La Sagrada Escritura habla de él muchas veces como de un ser espiritual y concreto. Es un ángel caído. Jesús lo define diciendo: «Es mentiroso y padre de la mentira» (Jn 8,44). San Pedro lo compara con un león rugiente: «Vuestro adversario, el Diablo, ronda como león rugiente buscando a quién devorar. Resistidle firmes en la fe» (1Pe 5,8). Y Pablo VI enseña: «El Demonio es el enemigo número uno, es el tentador por excelencia. Sabemos que este ser obscuro y perturbador existe realmente y que continúa actuando».

¿Cómo?
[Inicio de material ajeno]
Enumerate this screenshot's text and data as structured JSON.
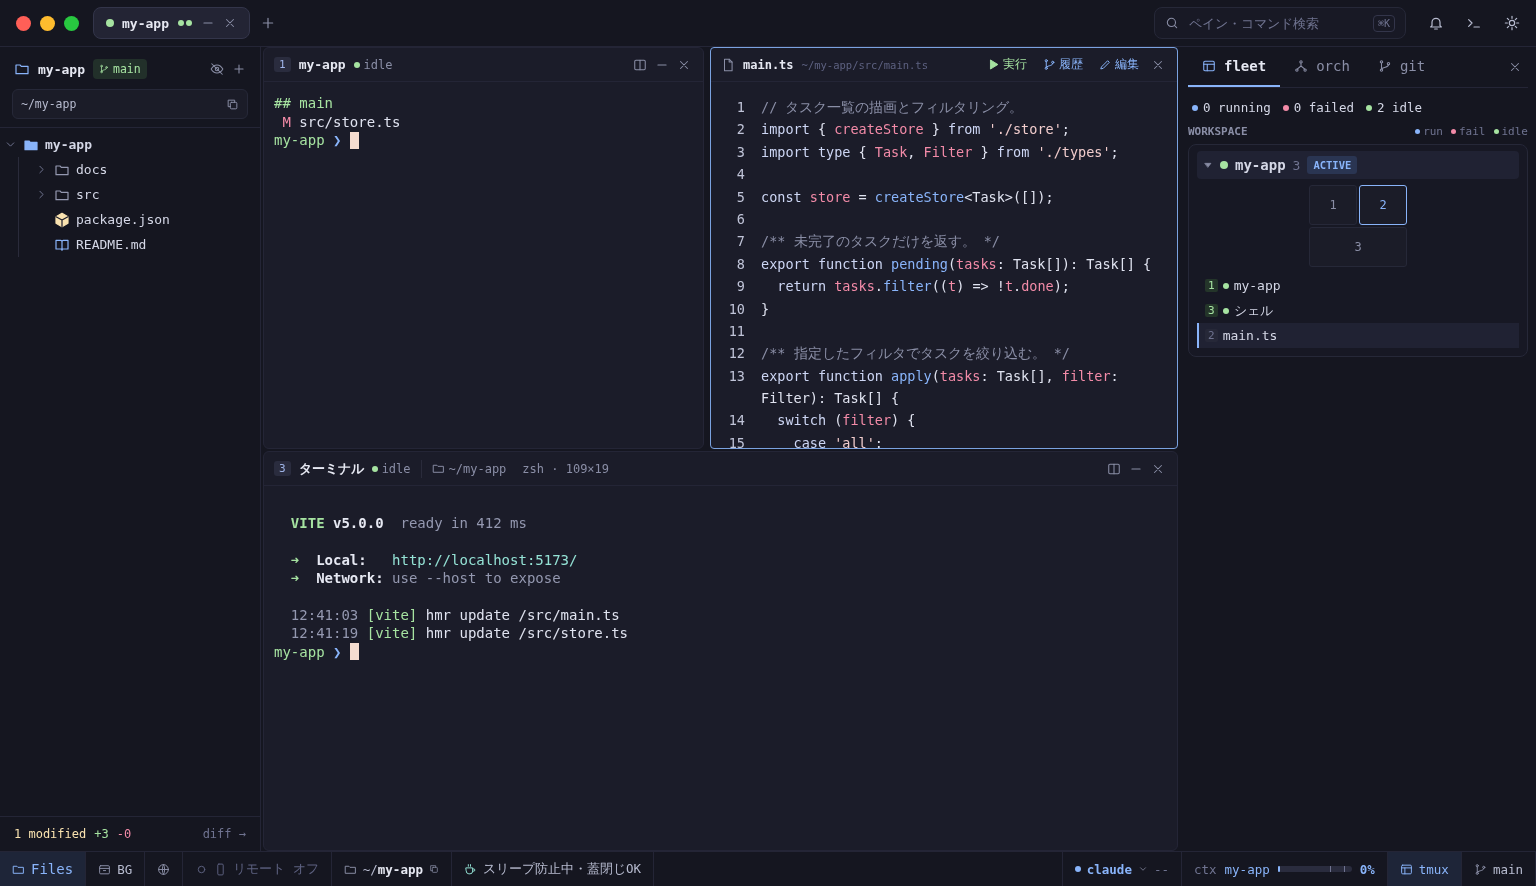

Mintiendo, engañando. Donde hay mentira o engaño, allí hay acción diabólica. «La más grande victoria del Demonio es hacer creer que no existe» (Beaudelaire). Y, ¿cómo miente? Nos presenta acciones perversas como si fuesen buenas; nos estimula a hacer obras malas; y, en tercer lugar, nos sugiere razones para justificar los pecados. Después de engañarnos, nos llena de inquietud y de tristeza. 

¿No tienes experiencia de eso?

¿Nuestra actitud ante la tentación? Antes: vigilar, rezar y evitar las ocasiones. Durante: resistencia directa o indirecta. Después: si has vencido, dar gracias a Dios. Si no has vencido, pedir perdón y adquirir experiencia. ¿Cuál ha sido tu actitud hasta ahora?

La Virgen María aplastó la cabeza de la serpiente infernal. Que Ella nos dé fortaleza para superar las tentaciones de cada día.



Lectura del santo evangelio según san Marcos (1,12-15):

En aquel tiempo, el Espíritu empujó a Jesús al desierto. Se quedó en el desierto cuarenta días, dejándose tentar por Satanás; vivía entre alimañas, y los ángeles le servían. 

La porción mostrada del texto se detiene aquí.